Anthony Bourdain’s forgotten 2008 movie with the worst director of all time: “He was never disturbing the work”

Even though he was a regular fixture onscreen for years as the host of countless food and travel-related TV shows, Anthony Bourdain never fancied himself as an actor, which did nothing to prevent him from collaborating with arguably the worst director in cinema history.

Whenever Bourdain appeared onscreen, he was almost always playing himself. In fact, his only notable outing in a feature film came when he made a cameo in Adam McKay’s The Big Short as himself. Apart from that, his non-fictional legacy was almost exclusively restricted to animated voiceover work.

He voiced himself in an episode of The Simpsons, voiced an exaggerated version of himself as reality TV chef Lance Casteau in an episode of Archer, and he voiced another extension of himself, Anthony Gourmand, in an episode of Nickelodeon’s Sanjay and Craig, which is hardly the most extensive filmography.

Bourdain had one more fictional film and television credit to his name, though, and it stuck out like a sore thumb. For seemingly no reason at all, he popped up in an uncredited role as a scientist in Far Cry, the 2008 video game adaptation from Uwe Boll, a filmmaker who built their infamy on atrocious video game adaptations.

The controversial and hot-headed German, who’s never made a picture that’s anything other than a wretched pile of shite, has somehow managed to enjoy a lengthy career behind the camera, despite being so terrible at his job that he might well be the worst to have ever entered the profession.

And yet, he holds the distinction of being the only person to cast Bourdain as a fictional character in a live-action production. How did it come about? As it turned out, the two had already been friendly for years, and with Far Cry shooting in Vancouver, where he was shooting an episode of No Reservations, he reached out to Boll and asked for a small part to highlight the city as a hotbed of food and filmmaking.

“He learned to fall down after a gunshot, and it’s hard,” the director reflected. “He is a person who makes everybody feel good. He brought that on set in Vancouver, too. Everybody was around him, everybody talked about him. But he was never disturbing the work.” Naturally, Boll also saw something of himself in Bourdain, even if only one of them didn’t spend their career committing crimes against their craft.

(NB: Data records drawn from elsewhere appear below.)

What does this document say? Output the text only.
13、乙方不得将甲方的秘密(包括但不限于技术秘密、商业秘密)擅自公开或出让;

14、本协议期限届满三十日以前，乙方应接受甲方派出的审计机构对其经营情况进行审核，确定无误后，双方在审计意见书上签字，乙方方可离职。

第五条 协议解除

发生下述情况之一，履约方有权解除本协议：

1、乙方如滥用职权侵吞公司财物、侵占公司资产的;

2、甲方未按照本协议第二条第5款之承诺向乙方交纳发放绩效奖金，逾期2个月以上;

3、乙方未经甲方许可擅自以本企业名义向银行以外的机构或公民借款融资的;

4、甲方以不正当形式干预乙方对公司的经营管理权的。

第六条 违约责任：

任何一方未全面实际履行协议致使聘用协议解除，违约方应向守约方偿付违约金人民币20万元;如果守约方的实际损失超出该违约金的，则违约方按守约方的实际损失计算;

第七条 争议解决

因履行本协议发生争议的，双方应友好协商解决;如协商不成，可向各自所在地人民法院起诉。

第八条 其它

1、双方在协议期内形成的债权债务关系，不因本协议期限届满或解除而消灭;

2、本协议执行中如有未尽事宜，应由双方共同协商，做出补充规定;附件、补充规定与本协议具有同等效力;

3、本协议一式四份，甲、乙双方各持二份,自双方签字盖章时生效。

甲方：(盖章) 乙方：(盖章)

“I’m a big critic of myself, I’m a big critic of anybody else, too,” the worst director of all time succinctly put it, which isn’t inaccurate, since he’s prone to tantrums and occasionally boxing people who talk shit about his films. “In that point of view, he had a life like a maverick, and I, in a way, too, in a different business.”

Like every single other one of Boll’s credits, Far Cry was an awful, awful thing, even by the lowered standards of video game adaptations, but it nonetheless holds a bizarre place in history as Bourdain’s solitary movie appearance where he wasn’t playing himself.